PETALING JAYA: Analysts are largely bullish about the prospects of QL Resources Bhd, underpinned by the group’s positive outlook on its respective business divisions.
Aside from its integrated livestock-segment, the group is also involved in the production of marine products, convenience stores by way of the Family Mart chain, as well as palm oil and clean energy.
MIDF Research said it forecasts solid revenue and earnings for QL Resources’ livestock business, adding that it will likely remain the group’s largest revenue contributor at 51.1% for the financial year ending March 2025 (FY25).
“This is expected to be driven by stable sales and margins for raw-material trading, sustainable egg production due to lower feed costs in Vietnam and Malaysia, ongoing egg subsidies in Malaysia, better egg prices and demand in Indonesia, as well as improving prices for day-old chicks and broiler chicken in Indonesia,” said the research house.
At the same time, Maybank Investment Bank Research (Maybank IB) Research is upbeat about the earnings outlook for QL Resources’ marine-product segment, despite recognising downward pressure on average selling prices for surimi and fishmeal from heightened global competition.
In a note released yesterday, the research house said sales volumes and margin accretion are expected to materialise from the newly commissioned surimi-processing plant in Indonesia, which was completed in April, along with lower input costs.
Switching its focus on to QL Resources’ livestock segment, the research house said no updates have been announced on when the control of egg prices will be lifted.

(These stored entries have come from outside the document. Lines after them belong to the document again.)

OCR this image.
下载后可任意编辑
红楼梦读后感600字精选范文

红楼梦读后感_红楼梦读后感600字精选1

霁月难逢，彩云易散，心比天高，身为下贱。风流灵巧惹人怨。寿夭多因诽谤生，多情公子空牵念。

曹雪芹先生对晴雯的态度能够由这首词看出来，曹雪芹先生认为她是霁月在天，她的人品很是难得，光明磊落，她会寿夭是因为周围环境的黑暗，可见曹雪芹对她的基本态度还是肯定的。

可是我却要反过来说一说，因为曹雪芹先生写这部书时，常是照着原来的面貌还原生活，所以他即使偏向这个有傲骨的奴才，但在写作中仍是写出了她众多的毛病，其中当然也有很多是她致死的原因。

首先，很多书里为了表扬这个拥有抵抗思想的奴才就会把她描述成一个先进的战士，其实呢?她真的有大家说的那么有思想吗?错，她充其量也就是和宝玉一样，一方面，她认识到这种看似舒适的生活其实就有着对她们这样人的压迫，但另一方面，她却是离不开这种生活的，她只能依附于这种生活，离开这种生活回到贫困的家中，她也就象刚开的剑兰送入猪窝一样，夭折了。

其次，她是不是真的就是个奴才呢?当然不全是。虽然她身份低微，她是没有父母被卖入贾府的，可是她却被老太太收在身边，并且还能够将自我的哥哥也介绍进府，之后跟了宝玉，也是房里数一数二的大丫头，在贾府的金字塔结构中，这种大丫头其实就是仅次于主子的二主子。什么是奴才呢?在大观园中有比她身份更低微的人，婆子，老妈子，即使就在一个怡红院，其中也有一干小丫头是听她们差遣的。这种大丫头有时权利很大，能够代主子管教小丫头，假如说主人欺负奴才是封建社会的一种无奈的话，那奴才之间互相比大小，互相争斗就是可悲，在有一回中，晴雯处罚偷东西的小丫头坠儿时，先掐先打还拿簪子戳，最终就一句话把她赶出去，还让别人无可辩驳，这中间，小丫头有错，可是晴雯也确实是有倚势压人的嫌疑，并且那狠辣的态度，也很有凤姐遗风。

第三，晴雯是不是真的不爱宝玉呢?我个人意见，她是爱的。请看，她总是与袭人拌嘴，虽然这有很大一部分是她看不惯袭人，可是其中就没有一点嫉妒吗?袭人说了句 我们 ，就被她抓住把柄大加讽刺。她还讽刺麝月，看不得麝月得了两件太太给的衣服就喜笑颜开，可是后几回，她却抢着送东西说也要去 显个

“However, once egg prices are freely floated, QL Resources may be able to minimise the margin impact from the absence of the government’s egg subsidies with easing corn and soybean prices while the market moves towards a new demand-supply equilibrium,” it said.

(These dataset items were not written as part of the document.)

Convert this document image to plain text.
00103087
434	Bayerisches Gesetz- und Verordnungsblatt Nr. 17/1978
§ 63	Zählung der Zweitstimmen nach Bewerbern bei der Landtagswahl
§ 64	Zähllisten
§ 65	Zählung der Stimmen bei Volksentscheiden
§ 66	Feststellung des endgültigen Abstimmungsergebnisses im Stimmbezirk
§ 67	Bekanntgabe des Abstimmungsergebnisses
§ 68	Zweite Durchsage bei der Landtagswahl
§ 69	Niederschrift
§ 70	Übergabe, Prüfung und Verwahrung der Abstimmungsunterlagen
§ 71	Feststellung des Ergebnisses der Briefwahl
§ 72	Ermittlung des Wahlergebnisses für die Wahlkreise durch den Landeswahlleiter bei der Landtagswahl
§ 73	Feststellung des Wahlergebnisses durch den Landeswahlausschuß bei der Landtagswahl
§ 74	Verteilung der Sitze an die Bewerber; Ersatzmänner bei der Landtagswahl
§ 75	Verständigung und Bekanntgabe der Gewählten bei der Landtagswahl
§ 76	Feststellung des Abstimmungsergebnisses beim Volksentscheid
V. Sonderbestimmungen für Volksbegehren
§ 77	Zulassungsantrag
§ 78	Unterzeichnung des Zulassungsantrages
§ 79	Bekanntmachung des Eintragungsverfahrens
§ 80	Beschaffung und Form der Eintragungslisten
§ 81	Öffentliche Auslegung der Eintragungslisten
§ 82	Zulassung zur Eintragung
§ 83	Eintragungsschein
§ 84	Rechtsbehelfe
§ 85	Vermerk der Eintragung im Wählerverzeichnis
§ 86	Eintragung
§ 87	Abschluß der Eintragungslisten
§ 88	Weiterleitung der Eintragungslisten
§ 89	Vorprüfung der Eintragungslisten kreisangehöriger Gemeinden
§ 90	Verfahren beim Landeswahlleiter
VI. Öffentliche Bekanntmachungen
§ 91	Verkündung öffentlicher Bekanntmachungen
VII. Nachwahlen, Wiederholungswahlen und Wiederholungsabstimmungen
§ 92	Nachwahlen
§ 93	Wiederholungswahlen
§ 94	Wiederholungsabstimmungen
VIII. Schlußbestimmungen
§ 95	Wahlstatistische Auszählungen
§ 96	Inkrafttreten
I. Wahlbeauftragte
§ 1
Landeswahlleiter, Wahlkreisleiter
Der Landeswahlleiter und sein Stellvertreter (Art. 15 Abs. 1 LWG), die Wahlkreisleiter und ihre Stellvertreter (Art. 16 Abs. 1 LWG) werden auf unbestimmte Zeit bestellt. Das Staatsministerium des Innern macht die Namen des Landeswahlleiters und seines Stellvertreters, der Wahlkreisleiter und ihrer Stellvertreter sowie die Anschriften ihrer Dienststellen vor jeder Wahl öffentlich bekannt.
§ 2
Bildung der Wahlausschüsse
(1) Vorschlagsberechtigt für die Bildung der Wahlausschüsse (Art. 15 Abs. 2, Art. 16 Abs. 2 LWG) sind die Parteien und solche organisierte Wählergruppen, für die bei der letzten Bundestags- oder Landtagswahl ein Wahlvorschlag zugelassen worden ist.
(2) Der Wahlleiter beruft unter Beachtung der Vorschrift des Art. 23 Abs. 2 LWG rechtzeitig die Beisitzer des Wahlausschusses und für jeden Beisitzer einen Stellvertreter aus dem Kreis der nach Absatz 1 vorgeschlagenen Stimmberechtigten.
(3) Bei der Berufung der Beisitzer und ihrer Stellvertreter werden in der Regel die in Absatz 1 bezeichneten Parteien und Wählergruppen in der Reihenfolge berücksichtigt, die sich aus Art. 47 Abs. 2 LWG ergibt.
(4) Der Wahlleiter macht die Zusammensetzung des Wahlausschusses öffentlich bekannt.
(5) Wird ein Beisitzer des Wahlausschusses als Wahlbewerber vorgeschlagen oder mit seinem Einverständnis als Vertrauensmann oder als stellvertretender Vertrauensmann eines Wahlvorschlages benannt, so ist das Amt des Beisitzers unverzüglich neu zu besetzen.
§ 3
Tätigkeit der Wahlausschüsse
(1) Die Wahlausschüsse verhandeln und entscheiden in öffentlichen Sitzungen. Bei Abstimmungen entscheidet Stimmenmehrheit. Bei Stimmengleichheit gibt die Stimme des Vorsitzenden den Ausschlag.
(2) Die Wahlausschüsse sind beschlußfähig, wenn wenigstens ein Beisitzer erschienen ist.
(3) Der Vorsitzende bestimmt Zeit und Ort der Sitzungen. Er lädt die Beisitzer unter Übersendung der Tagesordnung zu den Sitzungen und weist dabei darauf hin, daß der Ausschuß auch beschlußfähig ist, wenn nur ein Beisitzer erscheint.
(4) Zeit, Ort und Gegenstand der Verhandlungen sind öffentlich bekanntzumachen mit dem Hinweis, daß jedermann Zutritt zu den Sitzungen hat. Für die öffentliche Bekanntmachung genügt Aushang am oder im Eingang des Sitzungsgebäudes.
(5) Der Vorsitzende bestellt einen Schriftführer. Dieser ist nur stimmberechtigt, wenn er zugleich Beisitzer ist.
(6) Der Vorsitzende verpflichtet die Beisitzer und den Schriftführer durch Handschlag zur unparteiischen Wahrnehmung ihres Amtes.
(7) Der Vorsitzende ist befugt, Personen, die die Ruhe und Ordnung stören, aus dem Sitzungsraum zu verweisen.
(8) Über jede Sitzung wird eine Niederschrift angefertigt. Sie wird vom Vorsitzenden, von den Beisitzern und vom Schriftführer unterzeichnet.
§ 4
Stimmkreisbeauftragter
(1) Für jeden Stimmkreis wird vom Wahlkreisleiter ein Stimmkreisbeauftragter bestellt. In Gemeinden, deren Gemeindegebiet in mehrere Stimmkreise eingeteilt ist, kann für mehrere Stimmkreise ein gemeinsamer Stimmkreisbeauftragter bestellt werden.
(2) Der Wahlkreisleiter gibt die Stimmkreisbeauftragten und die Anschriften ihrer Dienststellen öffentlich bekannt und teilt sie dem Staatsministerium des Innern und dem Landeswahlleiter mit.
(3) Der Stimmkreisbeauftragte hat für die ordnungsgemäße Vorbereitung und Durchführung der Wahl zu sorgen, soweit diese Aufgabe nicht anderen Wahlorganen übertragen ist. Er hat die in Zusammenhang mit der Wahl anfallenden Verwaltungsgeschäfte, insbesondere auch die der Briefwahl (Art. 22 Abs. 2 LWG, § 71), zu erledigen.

Meanwhile, TA Research said QL Resources’ management indicated that the rationalisation of egg subsidies is likely to occur in the second half of FY25, following the removal of fuel subsidies.
“With the stabilisation of global commodity prices, we expect margins to normalise in the first quarter of FY25 with relatively stable demand and prices.
“In FY25, the group’s Indonesian operations aim to break even, driven by a recovery from sluggish demand in FY24 and improved chick and broiler prices.
“However, the outlook for Vietnam remains challenging due to weaker consumer sentiment.”
The research house added, QL Resources is planning to focus more on clean energy as well as engineering, procurement and construction in the water business as part of its sustainable growth strategy.
TA Research said the group intends to divest its remaining palm oil assets gradually and shift its focus to clean energy in the form of biomass and solar energy.
“The outlook for the energy segment remains positive, driven by its renewable-energy business, supported by the encouraging policies rolled out by the Malaysian government,” said the research house.
TA Research said that QL Resources currently operates 395 Family Mart convenience stores and is planning to open 60 to 90 new stores in FY25, especially in the east coast region of Peninsular Malaysia.
The research house is expecting the convenience-store segment to remain resilient in FY25, especially since people are now allowed to make withdrawals from Account 3 of the Employees Provident Fund.
All three research houses have “buy” calls on the counter, with MIDF Research maintaining a target price of RM7.25, while MIB Research and TA Research have target prices of RM7.05 and RM7.40, respectively, on the stock.